The following escape sequences are available in constructs that interpolate, but not in transliterations.

  \l		lowercase next character only
  \u		titlecase (not uppercase!) next character only
  \L		lowercase all characters till \E or end of string
  \U		uppercase all characters till \E or end of string
  \F		foldcase all characters till \E or end of string
  \Q          quote (disable) pattern metacharacters till \E or
              end of string
  \E		end either case modification or quoted section
(whichever was last seen)

See quotemeta for the exact definition of characters that are quoted by \Q .

\L , \U , \F , and \Q can stack, in which case you need one \E for each. For example:

say"This \Qquoting \ubusiness \Uhere isn't quite\E done yet,\E is it?";
This quoting\ Business\ HERE\ ISN\'T\ QUITE\ done\ yet\, is it?

If a use locale form that includes LC_CTYPE is in effect (see perllocale), the case map used by \l , \L , \u , and \U is taken from the current locale. If Unicode (for example, \N{} or code points of 0x100 or beyond) is being used, the case map used by \l , \L , \u , and \U is as defined by Unicode. That means that case-mapping a single character can sometimes produce a sequence of several characters. Under use locale , \F produces the same results as \L for all locales but a UTF-8 one, where it instead uses the Unicode definition.

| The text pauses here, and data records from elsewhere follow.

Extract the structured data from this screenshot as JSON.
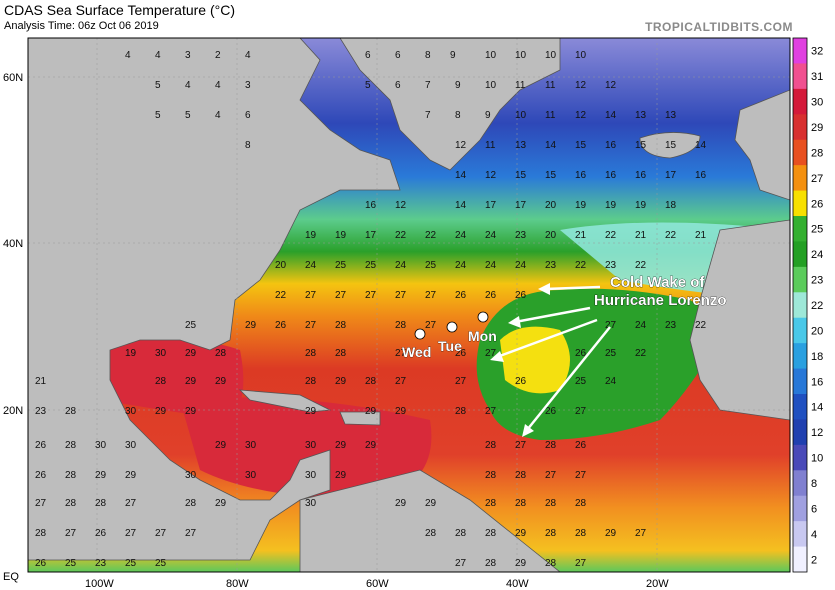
{
  "header": {
    "title": "CDAS Sea Surface Temperature (°C)",
    "subtitle": "Analysis Time: 06z Oct 06 2019",
    "brand": "TROPICALTIDBITS.COM"
  },
  "axes": {
    "lat_labels": [
      "60N",
      "40N",
      "20N",
      "EQ"
    ],
    "lon_labels": [
      "100W",
      "80W",
      "60W",
      "40W",
      "20W"
    ]
  },
  "colorbar": {
    "labels": [
      "32",
      "31",
      "30",
      "29",
      "28",
      "27",
      "26",
      "25",
      "24",
      "23",
      "22",
      "20",
      "18",
      "16",
      "14",
      "12",
      "10",
      "8",
      "6",
      "4",
      "2"
    ],
    "colors": [
      "#e040e0",
      "#f05090",
      "#d41a3a",
      "#d83030",
      "#e85020",
      "#f49010",
      "#f8e000",
      "#34b030",
      "#24a024",
      "#5ccc5c",
      "#9ee8d8",
      "#4ac8e8",
      "#2aa0e0",
      "#2878d8",
      "#2050c0",
      "#2040b0",
      "#4a4ab8",
      "#8080d0",
      "#a0a0e0",
      "#c8c8f0",
      "#f0f0ff"
    ]
  },
  "annotation": {
    "line1": "Cold Wake of",
    "line2": "Hurricane Lorenzo",
    "days": [
      "Wed",
      "Tue",
      "Mon"
    ]
  },
  "sst_labels": [
    {
      "v": "4"
    },
    {
      "v": "4"
    },
    {
      "v": "3"
    },
    {
      "v": "2"
    },
    {
      "v": "4"
    },
    {
      "v": "6"
    },
    {
      "v": "6"
    },
    {
      "v": "8"
    },
    {
      "v": "9"
    },
    {
      "v": "10"
    },
    {
      "v": "10"
    },
    {
      "v": "10"
    },
    {
      "v": "10"
    },
    {
      "v": "5"
    },
    {
      "v": "4"
    },
    {
      "v": "4"
    },
    {
      "v": "3"
    },
    {
      "v": "5"
    },
    {
      "v": "6"
    },
    {
      "v": "7"
    },
    {
      "v": "9"
    },
    {
      "v": "10"
    },
    {
      "v": "11"
    },
    {
      "v": "11"
    },
    {
      "v": "12"
    },
    {
      "v": "12"
    },
    {
      "v": "5"
    },
    {
      "v": "5"
    },
    {
      "v": "4"
    },
    {
      "v": "6"
    },
    {
      "v": "7"
    },
    {
      "v": "8"
    },
    {
      "v": "9"
    },
    {
      "v": "10"
    },
    {
      "v": "11"
    },
    {
      "v": "12"
    },
    {
      "v": "14"
    },
    {
      "v": "13"
    },
    {
      "v": "13"
    },
    {
      "v": "8"
    },
    {
      "v": "12"
    },
    {
      "v": "11"
    },
    {
      "v": "13"
    },
    {
      "v": "14"
    },
    {
      "v": "15"
    },
    {
      "v": "16"
    },
    {
      "v": "15"
    },
    {
      "v": "15"
    },
    {
      "v": "14"
    },
    {
      "v": "14"
    },
    {
      "v": "12"
    },
    {
      "v": "15"
    },
    {
      "v": "15"
    },
    {
      "v": "16"
    },
    {
      "v": "16"
    },
    {
      "v": "16"
    },
    {
      "v": "17"
    },
    {
      "v": "16"
    },
    {
      "v": "16"
    },
    {
      "v": "12"
    },
    {
      "v": "14"
    },
    {
      "v": "17"
    },
    {
      "v": "17"
    },
    {
      "v": "20"
    },
    {
      "v": "19"
    },
    {
      "v": "19"
    },
    {
      "v": "19"
    },
    {
      "v": "18"
    },
    {
      "v": "19"
    },
    {
      "v": "19"
    },
    {
      "v": "17"
    },
    {
      "v": "22"
    },
    {
      "v": "22"
    },
    {
      "v": "24"
    },
    {
      "v": "24"
    },
    {
      "v": "23"
    },
    {
      "v": "20"
    },
    {
      "v": "21"
    },
    {
      "v": "22"
    },
    {
      "v": "21"
    },
    {
      "v": "22"
    },
    {
      "v": "21"
    },
    {
      "v": "20"
    },
    {
      "v": "24"
    },
    {
      "v": "25"
    },
    {
      "v": "25"
    },
    {
      "v": "24"
    },
    {
      "v": "25"
    },
    {
      "v": "24"
    },
    {
      "v": "24"
    },
    {
      "v": "24"
    },
    {
      "v": "23"
    },
    {
      "v": "22"
    },
    {
      "v": "23"
    },
    {
      "v": "22"
    },
    {
      "v": "22"
    },
    {
      "v": "27"
    },
    {
      "v": "27"
    },
    {
      "v": "27"
    },
    {
      "v": "27"
    },
    {
      "v": "27"
    },
    {
      "v": "26"
    },
    {
      "v": "26"
    },
    {
      "v": "26"
    },
    {
      "v": "25"
    },
    {
      "v": "29"
    },
    {
      "v": "26"
    },
    {
      "v": "27"
    },
    {
      "v": "28"
    },
    {
      "v": "28"
    },
    {
      "v": "27"
    },
    {
      "v": "27"
    },
    {
      "v": "24"
    },
    {
      "v": "23"
    },
    {
      "v": "22"
    },
    {
      "v": "19"
    },
    {
      "v": "30"
    },
    {
      "v": "29"
    },
    {
      "v": "28"
    },
    {
      "v": "28"
    },
    {
      "v": "28"
    },
    {
      "v": "27"
    },
    {
      "v": "26"
    },
    {
      "v": "27"
    },
    {
      "v": "26"
    },
    {
      "v": "25"
    },
    {
      "v": "22"
    },
    {
      "v": "21"
    },
    {
      "v": "28"
    },
    {
      "v": "29"
    },
    {
      "v": "29"
    },
    {
      "v": "28"
    },
    {
      "v": "29"
    },
    {
      "v": "28"
    },
    {
      "v": "27"
    },
    {
      "v": "27"
    },
    {
      "v": "26"
    },
    {
      "v": "25"
    },
    {
      "v": "24"
    },
    {
      "v": "23"
    },
    {
      "v": "28"
    },
    {
      "v": "30"
    },
    {
      "v": "29"
    },
    {
      "v": "29"
    },
    {
      "v": "29"
    },
    {
      "v": "29"
    },
    {
      "v": "29"
    },
    {
      "v": "28"
    },
    {
      "v": "27"
    },
    {
      "v": "26"
    },
    {
      "v": "27"
    },
    {
      "v": "26"
    },
    {
      "v": "28"
    },
    {
      "v": "30"
    },
    {
      "v": "30"
    },
    {
      "v": "29"
    },
    {
      "v": "30"
    },
    {
      "v": "30"
    },
    {
      "v": "29"
    },
    {
      "v": "29"
    },
    {
      "v": "28"
    },
    {
      "v": "27"
    },
    {
      "v": "28"
    },
    {
      "v": "26"
    },
    {
      "v": "26"
    },
    {
      "v": "28"
    },
    {
      "v": "29"
    },
    {
      "v": "29"
    },
    {
      "v": "30"
    },
    {
      "v": "30"
    },
    {
      "v": "30"
    },
    {
      "v": "29"
    },
    {
      "v": "28"
    },
    {
      "v": "28"
    },
    {
      "v": "27"
    },
    {
      "v": "27"
    },
    {
      "v": "27"
    },
    {
      "v": "28"
    },
    {
      "v": "28"
    },
    {
      "v": "27"
    },
    {
      "v": "28"
    },
    {
      "v": "29"
    },
    {
      "v": "30"
    },
    {
      "v": "29"
    },
    {
      "v": "29"
    },
    {
      "v": "28"
    },
    {
      "v": "28"
    },
    {
      "v": "28"
    },
    {
      "v": "28"
    },
    {
      "v": "28"
    },
    {
      "v": "27"
    },
    {
      "v": "26"
    },
    {
      "v": "27"
    },
    {
      "v": "27"
    },
    {
      "v": "27"
    },
    {
      "v": "28"
    },
    {
      "v": "28"
    },
    {
      "v": "28"
    },
    {
      "v": "29"
    },
    {
      "v": "28"
    },
    {
      "v": "28"
    },
    {
      "v": "29"
    },
    {
      "v": "27"
    },
    {
      "v": "26"
    },
    {
      "v": "25"
    },
    {
      "v": "23"
    },
    {
      "v": "25"
    },
    {
      "v": "25"
    },
    {
      "v": "27"
    },
    {
      "v": "28"
    },
    {
      "v": "29"
    },
    {
      "v": "28"
    },
    {
      "v": "27"
    },
    {
      "v": "27"
    }
  ]
}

All systems use the virtual "\n" to represent a line terminator, called a "newline". There is no such thing as an unvarying, physical newline character. It is only an illusion that the operating system, device drivers, C libraries, and Perl all conspire to preserve. Not all systems read "\r" as ASCII CR and "\n" as ASCII LF. For example, on the ancient Macs (pre-MacOS X) of yesteryear, these used to be reversed, and on systems without a line terminator, printing "\n" might emit no actual data. In general, use "\n" when you mean a "newline" for your system, but use the literal ASCII when you need an exact character. For example, most networking protocols expect and prefer a CR+LF ("\015\012" or "\cM\cJ" ) for line terminators, and although they often accept just "\012" , they seldom tolerate just "\015" . If you get in the habit of using "\n" for networking, you may be burned some day.

For constructs that do interpolate, variables beginning with "$ " or "@ " are interpolated. Subscripted variables such as $a[3] or $href->{key}[0] are also interpolated, as are array and hash slices. But method calls such as $obj->meth are not.

Interpolating an array or slice interpolates the elements in order, separated by the value of $" , so is equivalent to interpolating join $", @array . "Punctuation" arrays such as @* are usually interpolated only if the name is enclosed in braces @{*}, but the arrays @_ , @+ , and @- are interpolated even without braces.

For double-quoted strings, the quoting from \Q is applied after interpolation and escapes are processed.

"abc\Qfoo\tbar$s\Exyz"

is equivalent to

"abc" . quotemeta("foo\tbar$s") . "xyz"

For the pattern of regex operators (qr//, m// and s///), the quoting from \Q is applied after interpolation is processed, but before escapes are processed. This allows the pattern to match literally (except for $ and @ ). For example, the following matches:

'\s\t' =~ /\Q\s\t/

Because $ or @ trigger interpolation, you'll need to use something like /\Quser\E\@\Qhost/ to match them literally.

Patterns are subject to an additional level of interpretation as a regular expression. This is done as a second pass, after variables are interpolated, so that regular expressions may be incorporated into the pattern from the variables. If this is not what you want, use \Q to interpolate a variable literally.

Apart from the behavior described above, Perl does not expand multiple levels of interpolation. In particular, contrary to the expectations of shell programmers, back-quotes do NOT interpolate within double quotes, nor do single quotes impede evaluation of variables when used within double quotes.